Language models can’t correct your misspellings or suggest the next word in a text without knowing what language you’re using. For instance, if you type “tac-,” are you aiming for “taco,” a hand-held meal in Spanish, or “taca,” a crown in Turkish? Apple developed a way to head off such cross-lingual confusion.
What’s new: It’s fairly easy to identify a language given a few hundred words, but only we-need-to-discuss-our-relationship texts are that long. Apple developed a way to tell, for example, Italian from Turkish based on SMS-length sequences of words.
Key insight: Methods for identifying languages in longer text passages take advantage of well studied statistical patterns among words. Detecting languages in a handful of words requires finding analogous patterns among letters.

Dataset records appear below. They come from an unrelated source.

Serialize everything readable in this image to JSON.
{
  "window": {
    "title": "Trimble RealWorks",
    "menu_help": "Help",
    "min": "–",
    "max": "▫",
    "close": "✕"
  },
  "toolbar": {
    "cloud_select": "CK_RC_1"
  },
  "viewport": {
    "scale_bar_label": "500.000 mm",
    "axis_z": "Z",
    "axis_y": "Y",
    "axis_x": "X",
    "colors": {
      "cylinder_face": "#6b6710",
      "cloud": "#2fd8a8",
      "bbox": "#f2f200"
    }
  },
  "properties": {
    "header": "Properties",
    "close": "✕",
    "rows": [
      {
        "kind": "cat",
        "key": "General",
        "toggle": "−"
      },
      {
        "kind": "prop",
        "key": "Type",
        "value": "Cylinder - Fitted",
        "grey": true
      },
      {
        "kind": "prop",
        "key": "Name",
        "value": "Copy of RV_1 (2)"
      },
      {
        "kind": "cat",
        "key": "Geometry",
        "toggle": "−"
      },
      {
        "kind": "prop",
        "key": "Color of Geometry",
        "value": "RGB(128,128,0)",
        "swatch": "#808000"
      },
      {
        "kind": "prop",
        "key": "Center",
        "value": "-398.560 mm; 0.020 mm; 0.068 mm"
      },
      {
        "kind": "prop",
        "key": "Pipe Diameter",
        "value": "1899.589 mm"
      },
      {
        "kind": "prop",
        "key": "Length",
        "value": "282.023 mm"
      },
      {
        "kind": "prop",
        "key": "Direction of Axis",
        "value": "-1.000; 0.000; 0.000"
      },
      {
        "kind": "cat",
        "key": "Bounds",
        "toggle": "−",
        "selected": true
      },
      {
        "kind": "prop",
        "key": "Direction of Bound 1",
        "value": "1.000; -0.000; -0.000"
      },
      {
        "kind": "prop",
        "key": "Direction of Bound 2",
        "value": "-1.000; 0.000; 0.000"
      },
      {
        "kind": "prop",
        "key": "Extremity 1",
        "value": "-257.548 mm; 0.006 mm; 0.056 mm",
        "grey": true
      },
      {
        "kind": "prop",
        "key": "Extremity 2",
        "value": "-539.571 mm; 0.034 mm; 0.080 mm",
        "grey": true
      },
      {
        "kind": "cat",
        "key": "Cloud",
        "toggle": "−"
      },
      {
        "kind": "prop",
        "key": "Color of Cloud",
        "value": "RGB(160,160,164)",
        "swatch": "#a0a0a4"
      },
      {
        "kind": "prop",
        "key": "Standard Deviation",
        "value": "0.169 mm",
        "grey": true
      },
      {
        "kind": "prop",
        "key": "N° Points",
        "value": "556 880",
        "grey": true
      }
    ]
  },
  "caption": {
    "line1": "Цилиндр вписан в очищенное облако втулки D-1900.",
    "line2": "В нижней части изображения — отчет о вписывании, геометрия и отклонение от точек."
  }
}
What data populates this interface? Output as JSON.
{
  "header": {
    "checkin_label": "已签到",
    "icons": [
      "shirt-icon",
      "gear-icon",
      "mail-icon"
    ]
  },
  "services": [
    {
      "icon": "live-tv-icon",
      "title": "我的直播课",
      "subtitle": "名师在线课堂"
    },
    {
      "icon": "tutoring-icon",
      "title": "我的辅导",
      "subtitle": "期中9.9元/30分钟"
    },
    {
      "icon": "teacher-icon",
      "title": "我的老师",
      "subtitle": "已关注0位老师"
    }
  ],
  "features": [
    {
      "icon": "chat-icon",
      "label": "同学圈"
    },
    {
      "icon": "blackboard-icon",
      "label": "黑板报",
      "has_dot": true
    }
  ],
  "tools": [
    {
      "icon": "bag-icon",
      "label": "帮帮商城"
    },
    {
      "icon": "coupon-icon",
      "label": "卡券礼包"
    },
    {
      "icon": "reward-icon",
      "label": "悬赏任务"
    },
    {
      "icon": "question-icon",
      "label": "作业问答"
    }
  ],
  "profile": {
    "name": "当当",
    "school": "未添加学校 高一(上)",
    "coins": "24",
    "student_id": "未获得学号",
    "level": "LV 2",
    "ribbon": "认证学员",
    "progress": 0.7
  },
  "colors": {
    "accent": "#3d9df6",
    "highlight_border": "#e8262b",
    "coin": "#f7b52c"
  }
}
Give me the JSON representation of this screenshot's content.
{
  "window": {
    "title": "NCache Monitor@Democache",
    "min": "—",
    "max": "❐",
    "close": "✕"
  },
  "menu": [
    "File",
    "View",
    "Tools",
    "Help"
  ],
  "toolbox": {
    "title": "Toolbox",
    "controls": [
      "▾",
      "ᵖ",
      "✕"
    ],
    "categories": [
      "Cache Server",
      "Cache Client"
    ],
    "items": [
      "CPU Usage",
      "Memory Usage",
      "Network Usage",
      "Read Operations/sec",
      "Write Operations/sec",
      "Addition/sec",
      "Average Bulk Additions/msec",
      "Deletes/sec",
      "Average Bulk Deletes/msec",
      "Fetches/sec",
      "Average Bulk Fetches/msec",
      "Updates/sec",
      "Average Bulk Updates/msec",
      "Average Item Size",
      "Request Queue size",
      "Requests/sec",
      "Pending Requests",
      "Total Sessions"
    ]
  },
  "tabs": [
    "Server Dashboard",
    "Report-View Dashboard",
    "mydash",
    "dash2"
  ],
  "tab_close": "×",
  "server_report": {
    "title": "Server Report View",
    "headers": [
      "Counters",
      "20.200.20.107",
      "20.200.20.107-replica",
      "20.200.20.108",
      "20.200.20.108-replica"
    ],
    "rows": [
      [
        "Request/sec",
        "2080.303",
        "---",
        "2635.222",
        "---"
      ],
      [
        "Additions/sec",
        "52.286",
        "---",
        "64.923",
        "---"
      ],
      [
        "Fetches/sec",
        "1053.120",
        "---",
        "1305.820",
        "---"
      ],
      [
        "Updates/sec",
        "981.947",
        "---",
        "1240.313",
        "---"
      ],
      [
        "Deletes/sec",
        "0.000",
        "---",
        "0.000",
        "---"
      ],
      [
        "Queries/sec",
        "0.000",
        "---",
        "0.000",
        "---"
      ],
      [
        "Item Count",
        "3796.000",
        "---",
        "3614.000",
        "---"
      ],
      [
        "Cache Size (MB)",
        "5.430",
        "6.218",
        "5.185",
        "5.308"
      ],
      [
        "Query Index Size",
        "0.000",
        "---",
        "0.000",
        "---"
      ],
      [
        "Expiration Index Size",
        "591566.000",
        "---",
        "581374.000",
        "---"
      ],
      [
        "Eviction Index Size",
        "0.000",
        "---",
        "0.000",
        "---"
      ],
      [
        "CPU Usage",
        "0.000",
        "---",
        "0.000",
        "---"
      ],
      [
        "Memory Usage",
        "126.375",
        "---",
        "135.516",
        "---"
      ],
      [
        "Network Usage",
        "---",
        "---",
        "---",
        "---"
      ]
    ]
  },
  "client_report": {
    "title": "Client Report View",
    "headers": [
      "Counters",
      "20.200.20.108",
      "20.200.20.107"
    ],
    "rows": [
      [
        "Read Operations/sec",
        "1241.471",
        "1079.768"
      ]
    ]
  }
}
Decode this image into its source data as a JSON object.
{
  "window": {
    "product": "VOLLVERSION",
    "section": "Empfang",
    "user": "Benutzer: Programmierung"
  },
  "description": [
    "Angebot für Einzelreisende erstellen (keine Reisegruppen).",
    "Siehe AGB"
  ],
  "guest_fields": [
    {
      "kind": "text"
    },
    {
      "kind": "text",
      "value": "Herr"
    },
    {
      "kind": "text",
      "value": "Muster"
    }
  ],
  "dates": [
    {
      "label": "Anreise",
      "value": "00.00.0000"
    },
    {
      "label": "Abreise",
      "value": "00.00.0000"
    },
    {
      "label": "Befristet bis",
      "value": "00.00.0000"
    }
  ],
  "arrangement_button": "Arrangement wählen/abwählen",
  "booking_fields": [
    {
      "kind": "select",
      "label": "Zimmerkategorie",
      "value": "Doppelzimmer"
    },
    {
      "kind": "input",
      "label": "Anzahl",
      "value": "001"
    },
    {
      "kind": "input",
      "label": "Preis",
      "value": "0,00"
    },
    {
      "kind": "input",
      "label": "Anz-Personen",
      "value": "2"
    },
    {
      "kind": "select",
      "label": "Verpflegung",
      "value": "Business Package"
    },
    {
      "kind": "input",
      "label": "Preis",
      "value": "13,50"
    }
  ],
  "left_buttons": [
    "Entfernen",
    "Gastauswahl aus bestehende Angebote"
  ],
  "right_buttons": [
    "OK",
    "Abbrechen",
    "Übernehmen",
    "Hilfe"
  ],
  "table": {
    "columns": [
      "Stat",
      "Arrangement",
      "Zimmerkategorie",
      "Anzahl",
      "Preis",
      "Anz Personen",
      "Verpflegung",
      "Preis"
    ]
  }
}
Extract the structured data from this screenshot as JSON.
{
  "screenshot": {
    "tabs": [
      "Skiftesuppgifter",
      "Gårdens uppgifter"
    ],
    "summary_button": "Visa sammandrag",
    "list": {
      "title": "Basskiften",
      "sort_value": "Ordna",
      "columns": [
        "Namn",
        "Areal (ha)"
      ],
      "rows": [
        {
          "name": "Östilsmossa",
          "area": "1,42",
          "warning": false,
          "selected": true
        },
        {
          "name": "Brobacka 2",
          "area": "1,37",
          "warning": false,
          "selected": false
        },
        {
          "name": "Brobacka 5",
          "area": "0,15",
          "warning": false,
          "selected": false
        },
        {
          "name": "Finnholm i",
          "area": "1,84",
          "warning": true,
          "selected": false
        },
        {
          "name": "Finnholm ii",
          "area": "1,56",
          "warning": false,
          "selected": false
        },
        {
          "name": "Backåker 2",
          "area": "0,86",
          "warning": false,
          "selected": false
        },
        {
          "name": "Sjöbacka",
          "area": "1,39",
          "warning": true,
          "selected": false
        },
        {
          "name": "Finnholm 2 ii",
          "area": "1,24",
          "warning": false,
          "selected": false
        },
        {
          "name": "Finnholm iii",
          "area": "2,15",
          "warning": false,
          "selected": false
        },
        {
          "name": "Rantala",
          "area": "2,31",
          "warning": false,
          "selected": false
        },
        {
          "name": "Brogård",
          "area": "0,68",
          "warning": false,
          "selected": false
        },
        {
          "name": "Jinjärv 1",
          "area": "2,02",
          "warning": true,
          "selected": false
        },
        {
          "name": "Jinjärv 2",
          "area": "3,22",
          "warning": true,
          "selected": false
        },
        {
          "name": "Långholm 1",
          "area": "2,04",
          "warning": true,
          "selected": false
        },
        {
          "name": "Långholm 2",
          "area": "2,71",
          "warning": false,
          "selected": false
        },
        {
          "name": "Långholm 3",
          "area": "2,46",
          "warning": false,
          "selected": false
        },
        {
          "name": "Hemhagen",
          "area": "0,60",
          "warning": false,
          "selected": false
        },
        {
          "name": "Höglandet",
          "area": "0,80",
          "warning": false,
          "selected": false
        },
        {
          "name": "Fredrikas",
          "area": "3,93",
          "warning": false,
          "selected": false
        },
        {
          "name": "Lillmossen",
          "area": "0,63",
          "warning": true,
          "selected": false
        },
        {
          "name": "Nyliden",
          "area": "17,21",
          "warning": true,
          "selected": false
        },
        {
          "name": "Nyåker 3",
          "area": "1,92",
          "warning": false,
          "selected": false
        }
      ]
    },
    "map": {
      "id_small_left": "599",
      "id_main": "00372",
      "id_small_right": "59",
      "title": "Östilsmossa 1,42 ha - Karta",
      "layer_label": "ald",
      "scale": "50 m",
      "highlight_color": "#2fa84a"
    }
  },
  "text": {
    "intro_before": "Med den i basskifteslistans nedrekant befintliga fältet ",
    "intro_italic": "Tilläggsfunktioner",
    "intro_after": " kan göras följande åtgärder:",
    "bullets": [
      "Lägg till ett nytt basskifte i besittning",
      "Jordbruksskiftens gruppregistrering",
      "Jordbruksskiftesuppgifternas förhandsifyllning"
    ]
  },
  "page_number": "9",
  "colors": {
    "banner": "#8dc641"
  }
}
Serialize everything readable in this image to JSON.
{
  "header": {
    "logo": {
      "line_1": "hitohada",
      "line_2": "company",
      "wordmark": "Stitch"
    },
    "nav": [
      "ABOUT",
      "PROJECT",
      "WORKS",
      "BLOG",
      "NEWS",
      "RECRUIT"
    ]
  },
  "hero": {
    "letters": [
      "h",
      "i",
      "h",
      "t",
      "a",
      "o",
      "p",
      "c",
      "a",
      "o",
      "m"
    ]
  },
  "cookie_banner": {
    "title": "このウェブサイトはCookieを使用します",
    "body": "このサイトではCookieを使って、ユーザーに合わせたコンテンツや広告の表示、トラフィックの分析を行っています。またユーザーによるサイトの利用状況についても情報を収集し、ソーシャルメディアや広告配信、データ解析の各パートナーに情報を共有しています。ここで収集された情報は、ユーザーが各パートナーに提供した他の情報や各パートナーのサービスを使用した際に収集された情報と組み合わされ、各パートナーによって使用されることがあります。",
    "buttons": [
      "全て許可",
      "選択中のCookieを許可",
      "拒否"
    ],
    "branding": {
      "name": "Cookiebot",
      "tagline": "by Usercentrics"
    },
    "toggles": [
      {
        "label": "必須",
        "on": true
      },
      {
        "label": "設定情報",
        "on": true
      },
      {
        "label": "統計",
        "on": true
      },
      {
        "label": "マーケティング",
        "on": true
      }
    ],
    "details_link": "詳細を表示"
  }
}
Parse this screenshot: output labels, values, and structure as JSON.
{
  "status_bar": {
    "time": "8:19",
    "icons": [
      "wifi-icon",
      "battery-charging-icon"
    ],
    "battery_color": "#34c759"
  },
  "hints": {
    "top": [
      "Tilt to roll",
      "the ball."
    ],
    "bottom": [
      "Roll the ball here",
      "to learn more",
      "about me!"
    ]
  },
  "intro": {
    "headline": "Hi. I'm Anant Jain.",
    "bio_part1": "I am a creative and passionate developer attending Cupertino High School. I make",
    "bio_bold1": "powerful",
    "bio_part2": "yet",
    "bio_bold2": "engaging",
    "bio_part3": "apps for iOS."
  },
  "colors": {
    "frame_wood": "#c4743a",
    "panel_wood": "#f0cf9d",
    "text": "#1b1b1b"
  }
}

How it works: The system comprises only a lightweight biLSTM and a softmax layer. This architecture requires half the memory of previous methods.
- A separate model narrows the possibilities by classifying the character set: Do the letters belong to Latin? Cyrillic? Hanzi? For instance, European languages and Turkish use the Latin alphabet, while Japanese and some Chinese languages use Hanzi.
- The biLSTM considers the order of input characters in both directions to squeeze out as much information as possible.
- Then it predicts the language based on the features it extracts.
Results: The system can spot languages in 50 characters as accurately as methods that require lots of text. Compared with Apple’s previous method based on an n-gram approach, the system improves average class accuracy on Latin scripts from 78.6 percent to 85.7 percent.
Why it matters: Mobile devices don’t yet have the horsepower to run a state-of-the-art multilingual language model. Until they do, they’ll need to determine which single-language model to call.
We’re thinking: Humans are sending more and more texts that look like this: ????????????. We hope NLP systems don’t go ????.